Daggitt v. Mensch

Illinois Supreme Court
Daggitt v. Mensch, 141 Ill. 395 (Ill. 1892)
31 N.E. 153
Scholfield

Daggitt v. Mensch

Opinion of the Court

Mr. Justice Scholfield

delivered the opinion of the Court:

Whether an appeal “is prosecuted with effect” is not a question of fact, but a question of law, arising upon facts, and the familiar rule of pleading is, “facts only are to be stated in pleading, and not. arguments or inferences or matters of law.” 1 Chitty’s Pleading, (9th Am. ed;) 214; Kilgore v. Ferguson et al. 77 Ill. 213; People v. Crotty, 93 id. 180; Hatch v. Peet, 23 Barb. 583.

The averment that “on May 26, 1890, said suit was finally terminated by order of said circuit court then duly entered of record,” is manifestly insufficient to fix the liability of appellees, because the order so rendered may have been in favor of appellees; but by the terms of the bond they are liable only in the event that the “judgment from which the appeal was taken should be affirmed or the appeal dismissed.” The demurrer admits only those facts which are well pleaded. Gould's Pleading, chap. 9, part 1, sec. 5.

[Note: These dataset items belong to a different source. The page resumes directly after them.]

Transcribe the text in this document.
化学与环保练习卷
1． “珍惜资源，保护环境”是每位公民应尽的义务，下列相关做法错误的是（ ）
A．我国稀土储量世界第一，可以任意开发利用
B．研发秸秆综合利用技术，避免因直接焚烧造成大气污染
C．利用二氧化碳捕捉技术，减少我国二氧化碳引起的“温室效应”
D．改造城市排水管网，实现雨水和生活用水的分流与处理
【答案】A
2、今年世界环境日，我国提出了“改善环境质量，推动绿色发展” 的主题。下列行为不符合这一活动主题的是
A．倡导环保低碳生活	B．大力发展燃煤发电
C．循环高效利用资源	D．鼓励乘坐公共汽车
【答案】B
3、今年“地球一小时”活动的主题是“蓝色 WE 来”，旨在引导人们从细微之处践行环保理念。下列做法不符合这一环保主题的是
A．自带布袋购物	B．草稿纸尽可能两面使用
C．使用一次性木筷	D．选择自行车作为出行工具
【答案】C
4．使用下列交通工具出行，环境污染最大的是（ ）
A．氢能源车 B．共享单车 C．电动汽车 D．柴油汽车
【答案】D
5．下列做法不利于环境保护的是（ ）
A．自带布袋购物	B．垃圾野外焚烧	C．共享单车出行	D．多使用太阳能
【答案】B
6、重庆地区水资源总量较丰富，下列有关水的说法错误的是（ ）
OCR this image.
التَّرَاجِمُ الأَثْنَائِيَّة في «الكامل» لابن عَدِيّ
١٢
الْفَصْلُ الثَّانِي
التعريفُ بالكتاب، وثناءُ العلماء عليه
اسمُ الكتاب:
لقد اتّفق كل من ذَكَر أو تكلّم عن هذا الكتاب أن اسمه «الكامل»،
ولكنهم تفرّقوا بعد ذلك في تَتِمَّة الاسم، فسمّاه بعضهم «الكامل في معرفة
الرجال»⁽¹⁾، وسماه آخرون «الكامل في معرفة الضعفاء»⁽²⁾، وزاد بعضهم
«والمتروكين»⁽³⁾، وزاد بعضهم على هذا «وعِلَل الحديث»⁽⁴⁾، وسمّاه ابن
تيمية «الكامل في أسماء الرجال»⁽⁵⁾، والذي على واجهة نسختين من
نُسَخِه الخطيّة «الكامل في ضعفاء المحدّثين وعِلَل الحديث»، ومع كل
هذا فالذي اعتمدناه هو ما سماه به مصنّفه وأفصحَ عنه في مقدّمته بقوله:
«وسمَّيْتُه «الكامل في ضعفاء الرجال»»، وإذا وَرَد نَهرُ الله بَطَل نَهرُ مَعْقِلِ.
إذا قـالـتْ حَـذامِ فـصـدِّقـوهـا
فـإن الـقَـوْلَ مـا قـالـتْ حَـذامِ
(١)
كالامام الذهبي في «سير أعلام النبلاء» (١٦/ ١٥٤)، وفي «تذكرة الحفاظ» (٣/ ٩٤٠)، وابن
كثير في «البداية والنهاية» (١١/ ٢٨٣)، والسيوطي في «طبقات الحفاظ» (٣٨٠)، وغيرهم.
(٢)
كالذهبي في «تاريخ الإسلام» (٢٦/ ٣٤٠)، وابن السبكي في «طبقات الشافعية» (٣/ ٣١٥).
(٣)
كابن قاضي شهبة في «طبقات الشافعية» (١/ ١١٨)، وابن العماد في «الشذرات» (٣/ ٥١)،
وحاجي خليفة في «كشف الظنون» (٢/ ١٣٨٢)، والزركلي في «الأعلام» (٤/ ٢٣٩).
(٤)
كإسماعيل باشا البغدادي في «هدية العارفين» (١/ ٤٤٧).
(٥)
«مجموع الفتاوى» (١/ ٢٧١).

We concur in the ruling of the lower courts that the declaration was insufficient. The demurrer to it was properly sustained, and the judgment must therefore be affirmed.

Judgment affirmed.

Reference

Full Case Name
Joseph Daggitt v. Mary Mensch
Cited By
5 cases
Status
Published
Syllabus
1. Pleading—facts, only, to be alleged. It is a familiar-rule of pleading that facts only are to be stated in pleading, and not arguments or inferences or matters of law. 2. Same—what demurrer admits. A demurrer to a pleading admits only such facts as are well pleaded. 3. Same—declaration on appeal bond. The condition of an appeal bond given on appeal from a judgment in an action of forcible entry and detainer was, that if the appellant should prosecute her suit with effect, and should pay the plaintiff all rent then due or that might become due, and all damages and loss, etc., with costs, in case the judgment appealed from should be affirmed or the appeal dismissed. The breach assigned in a declaration on the bond averred that the appellant did not prosecute her appeal with effect, and that on, etc., said suit was finally terminated by order of court then duly entered of record, and averring non-payment of rent: Meld, on demurrer, that the declaration failed to show facts to fix the liability of the obligors. 4. By the terms of the bond the obligors were liable only in the event that the judgment appealed from should be affirmed or the appeal dismissed, while the allegation that on, etc., said suit was finally terminated by order of the court then duly entered of record, fails to show any liability, as the order of the court may have been so rendered in favor of the party appealing. 5. Appeal bond—breach of condition-—whether a question of law or of fact. Whether an appeal “is prosecuted with effect” is not a question of fact, but a question of law, arising upon facts.